En même temps, sœur du suspect Elmire Fataliyeva plaint de menaces de la part des forces de l'ordre. "Lors du premier interrogatoire par les enquêteurs sur moi il suffit de pressée. Je suis jamais allée auparavant, à des fins d'interrogatoire. Et hier, ils ont commencé à crier: "Je t'en Syzran transporterai, tu seras chez moi il y a deux-trois jours pour s'asseoir." Puis il a commencé à quelqu'un d'appeler, disent-ils, maintenant, allons étouffer. Je me suis effrayée que j'ai fait, pour moi, il fallait étouffer. Venez, disent-ils, признавайся, de ce que tu savais", se souvient la jeune fille.

Selon elle, en réponse à la menace, il a déclaré правоохранителям que peut raconter tout ce qu'il sait des médias.
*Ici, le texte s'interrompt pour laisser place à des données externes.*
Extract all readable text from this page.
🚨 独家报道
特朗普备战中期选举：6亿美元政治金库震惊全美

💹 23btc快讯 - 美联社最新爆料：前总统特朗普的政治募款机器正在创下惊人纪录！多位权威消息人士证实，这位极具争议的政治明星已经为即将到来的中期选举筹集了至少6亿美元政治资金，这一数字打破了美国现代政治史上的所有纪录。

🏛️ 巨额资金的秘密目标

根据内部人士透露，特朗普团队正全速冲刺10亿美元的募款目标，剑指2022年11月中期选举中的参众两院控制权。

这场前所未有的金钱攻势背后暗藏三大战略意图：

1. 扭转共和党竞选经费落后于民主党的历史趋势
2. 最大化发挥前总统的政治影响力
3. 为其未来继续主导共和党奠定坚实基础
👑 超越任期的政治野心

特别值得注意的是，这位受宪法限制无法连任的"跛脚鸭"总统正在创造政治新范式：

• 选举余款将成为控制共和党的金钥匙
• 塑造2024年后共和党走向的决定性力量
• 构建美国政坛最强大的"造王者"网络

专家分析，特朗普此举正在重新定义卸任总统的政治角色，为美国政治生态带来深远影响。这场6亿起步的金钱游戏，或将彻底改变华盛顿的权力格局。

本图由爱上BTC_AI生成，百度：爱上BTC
Après cela, la menace a cessé, at-elle ajouté.

Pendant ce temps, les journalistes de la chaîne de télévision établi que le Roman fataliyev est né, auparavant, se trouvait dans le champ de vue des forces de l'ordre: quand il est allé à l'école, il a extorqué de l'argent à d'autres adolescents. En 2007, 14 ans, fataliyev est né, qui, dans ce moment, il a étudié en cinquième année, s'est avéré être sous enquête. Avec son ami, il s'approcha d'un des disciples et a frappé son coup de poing dans le dos, puis a exigé de 300 roubles. Le garçon a refusé, alors fataliyev est né, se précipita sur lui et a commencé à fouetter.

Cette fois-là sur le banc des accusés n'était qu'un fataliyev est né. Son ami à ce moment n'a pas encore atteint l'âge de la responsabilité pénale. En conséquence, le tribunal a reconnu le mineur coupable et l'a condamné à 2 ans de prison avec sursis et à une amende.

Le matin du 1er mai, Le comité d'instruction me présentai à propos de l'arrestation de trois personnes originaires de l'Asie centrale sur des soupçons dans l'atroce massacre de la famille de l'ancien chef de la police de Syzran. Il a été annoncé que l'opération de détention est passé dans la région de Samara, le 30 avril, et dans la nuit du 1er mai. Ce faisant, les MÉDIAS ont rapporté que l'un des suspects a réussi à s'échapper au Tadjikistan.

Plus tard, le représentant de l'office, Vladimir Markine, a déclaré aux journalistes que les détenus ont commencé à donner des aveux. Dans ce cas, selon lui, sa confirmation a trouvé l'une des principales versions, qui a examiné la conséquence, — agression armée. "Lors de fouilles ont été trouvés les objets qui ont été volés au cours de la разбойного d'attaque, en particulier l'identité de l'officier de police", — a dit un million de chômeurs.

Auparavant, les MÉDIAS ont rapporté que les deux détenus sont les frères Alexandre et Eugène Нуштаевы, venus de l'est de l'Ouzbékistan. Il a également été signalé que les deux détenus ont récemment obtenu la nationalité russe, et le troisième, d'un permis de séjour.

Гошта et cinq autres membres de la famille ont découvert dans la maison de ses parents dans le village de Ивашевка Сызранского de la région. Ont signalé que leurs marqué d'ancrage ou de baseball, nombreux dans le rêve. Les criminels n'ont pas regretté de l'enfant: une fille de 2009 l'année de naissance a survécu et a été hospitalisée dans l'unité de soins intensifs avec de graves blessures. Elle est dans le coma.

Une affaire criminelle, remués par c. 2 c. 105 ("l'Assassinat de deux individus ou plus) et c. 3 c. 30 ("Tentative de meurtre") du code PÉNAL de la fédération de RUSSIE.